Si las tres apreciaciones recién anunciadas servían para dar cuenta de por qué Moscú tenía motivos sólidos para anunciar una franca solidaridad, y un designio de cooperación, con los Estados Unidos tras los atentados del 11 de septiembre, conviene ahora que agreguemos que acaso no arrojaban una luz suficiente para explicar el calor de la adhesión rusa. A los ojos de muchos analistas, a la hora de dar cuenta de esta dimensión era preciso incorporar una reflexión de cariz más general sobre la delicadísima inserción de Rusia en la escena internacional de principios del siglo XXI. Con arreglo a estas reflexiones, el caluroso respaldo dispensado por el Kremlin a los Estados Unidos respondería a una doble e inevitable consideración: si, por un lado, los dirigentes rusos serían cada vez más conscientes de la debilidad general que acosaba al país, y de la incapacidad de éste para plantear un proyecto alternativo a la hegemonía norteamericana, por el otro la secuela fundamental de lo anterior sería una apuesta muy clara en provecho de una franca integración en las redes propias del mundo occidental, y ello tanto en el terreno económico como en el militar. Como quiera que --digámoslo en otras palabras-- Rusia no podía enfrentarse a un rival mucho más poderoso, lo que se imponía era buscar la negociación y procurar algún beneficio.

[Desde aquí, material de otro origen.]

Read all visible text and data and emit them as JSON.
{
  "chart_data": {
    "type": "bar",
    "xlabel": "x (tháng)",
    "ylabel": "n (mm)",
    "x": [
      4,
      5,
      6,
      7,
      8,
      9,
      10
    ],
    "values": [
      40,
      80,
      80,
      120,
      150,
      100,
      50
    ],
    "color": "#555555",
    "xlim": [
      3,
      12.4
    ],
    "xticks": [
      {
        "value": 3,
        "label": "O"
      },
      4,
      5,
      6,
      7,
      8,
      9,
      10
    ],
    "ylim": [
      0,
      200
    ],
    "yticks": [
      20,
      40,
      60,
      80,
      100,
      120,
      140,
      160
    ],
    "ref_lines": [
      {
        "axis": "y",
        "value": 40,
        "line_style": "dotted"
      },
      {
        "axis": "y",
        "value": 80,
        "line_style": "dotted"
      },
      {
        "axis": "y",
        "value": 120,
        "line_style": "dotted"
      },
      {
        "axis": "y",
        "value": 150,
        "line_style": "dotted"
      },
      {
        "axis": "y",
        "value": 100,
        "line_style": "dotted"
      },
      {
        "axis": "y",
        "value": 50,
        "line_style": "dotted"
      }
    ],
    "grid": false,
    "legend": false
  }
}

Las apreciaciones que acabamos de realizar reclamaban, con todo, de alguna precisión: la voluntad de integración de Rusia, ¿lo era, en general, en las redes propias del mundo occidental o se perfilaba, en cambio, de manera más restrictiva, en los circuitos directamente controlados por los Estados Unidos? La pregunta tenía su sentido por cuanto, si se sopesaba en detalle lo ocurrido en los meses inmediatamente posteriores a los atentados del 11 de septiembre de 2001, la mayoría de las evidencias sugerían que Rusia estaba acometiendo en exclusiva una aproximación a la primera potencia planetaria, de tal suerte que apenas eran rastreables, en cambio, eventuales acercamientos a la Unión Europea (UE).

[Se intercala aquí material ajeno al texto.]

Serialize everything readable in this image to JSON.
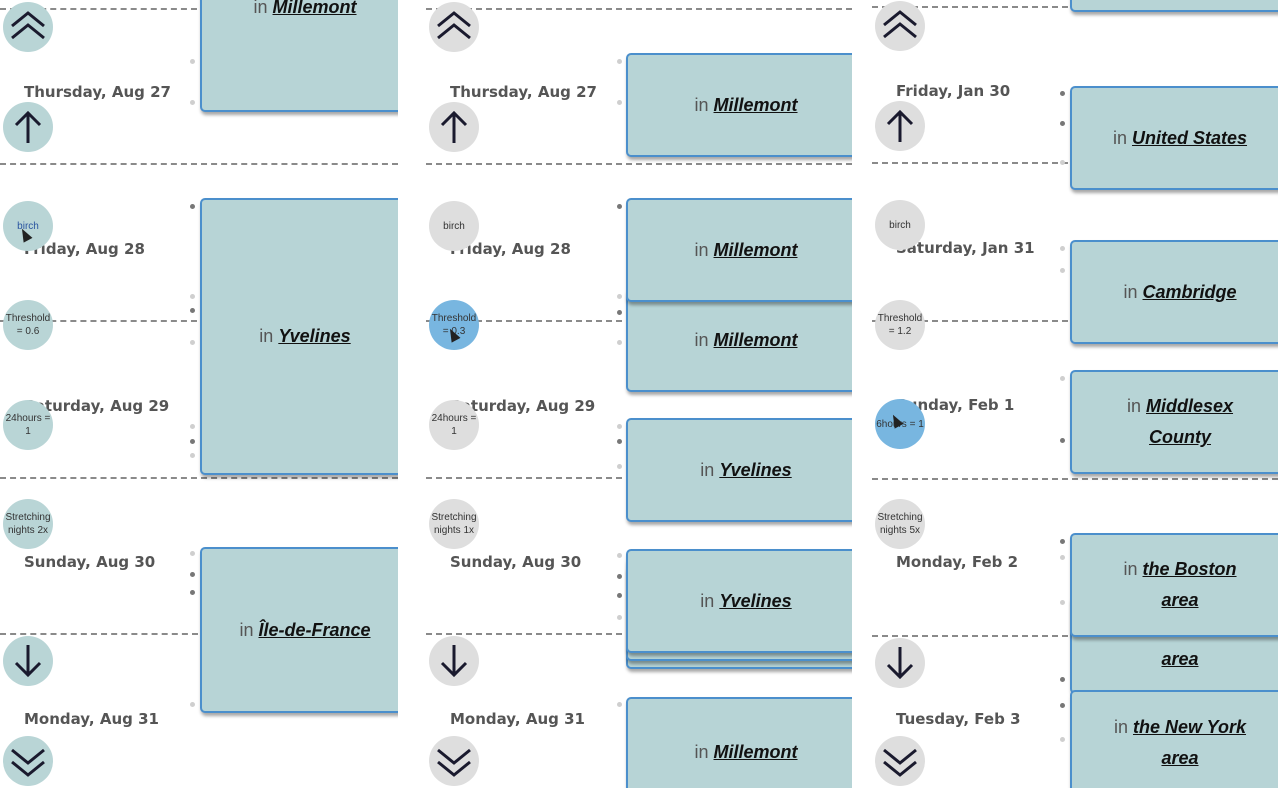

Conforme a una percepción semejante --de ella nos ocupamos en el otro texto incorporado a este libro--, a lo largo de esos meses los Estados Unidos habrían procurado atraer hacia sí a Rusia, no tanto porque ésta, en términos estrictos, les interesase, como porque de esa forma conseguían que Moscú se mantuviese razonablemente alejado de la Unión Europea. Los movimientos de Washington habrían estado fundamentalmente guiados por el designio de cortocircuitar eventuales aproximaciones entre potencias de rango secundario que, en el caso que nos interesa, podrían abocar en la gestación de una suerte de macropoder euroasiático.

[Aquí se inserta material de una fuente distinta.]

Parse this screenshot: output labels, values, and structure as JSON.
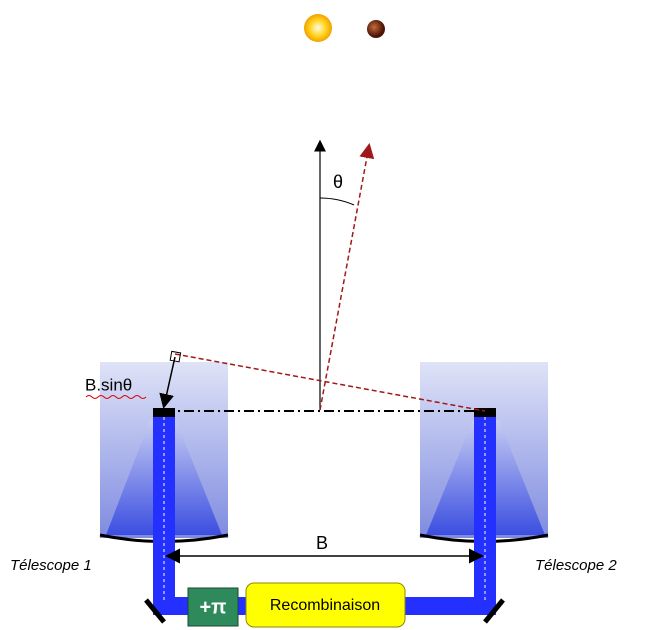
{
  "angle_label": "θ",
  "delay_label": "B.sinθ",
  "baseline_label": "B",
  "telescopes": [
    {
      "label": "Télescope 1"
    },
    {
      "label": "Télescope 2"
    }
  ],
  "phase_shift": "+π",
  "combiner": "Recombinaison"
}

Conviene que agreguemos, con todo, que la consideración de las diferentes explicaciones que dan cuenta de por qué Rusia, tras lo ocurrido el 11 de septiembre de 2001, optó por alinearse con claridad con los Estados Unidos en modo alguno debe ocultar la profunda inmoralidad de los movimientos correspondientes: frente al que había sido, mal que bien, su criterio en crisis internacionales anteriores, en este caso Moscú dejó de lado cualquier invocación del sistema de Naciones Unidas, prestó su apoyo a una franca conculcación, por los EE.UU., del espíritu y de la letra de la Carta fundacional de la máxima organización internacional, cerró los ojos ante el despliegue de estrategias de intervención norteamericanas cada vez más abrasivas y apenas planteó protestas en lo relativo a procedimientos de resolución de conflictos de largo aliento que poca o ninguna relación guardaban con principios y consensos.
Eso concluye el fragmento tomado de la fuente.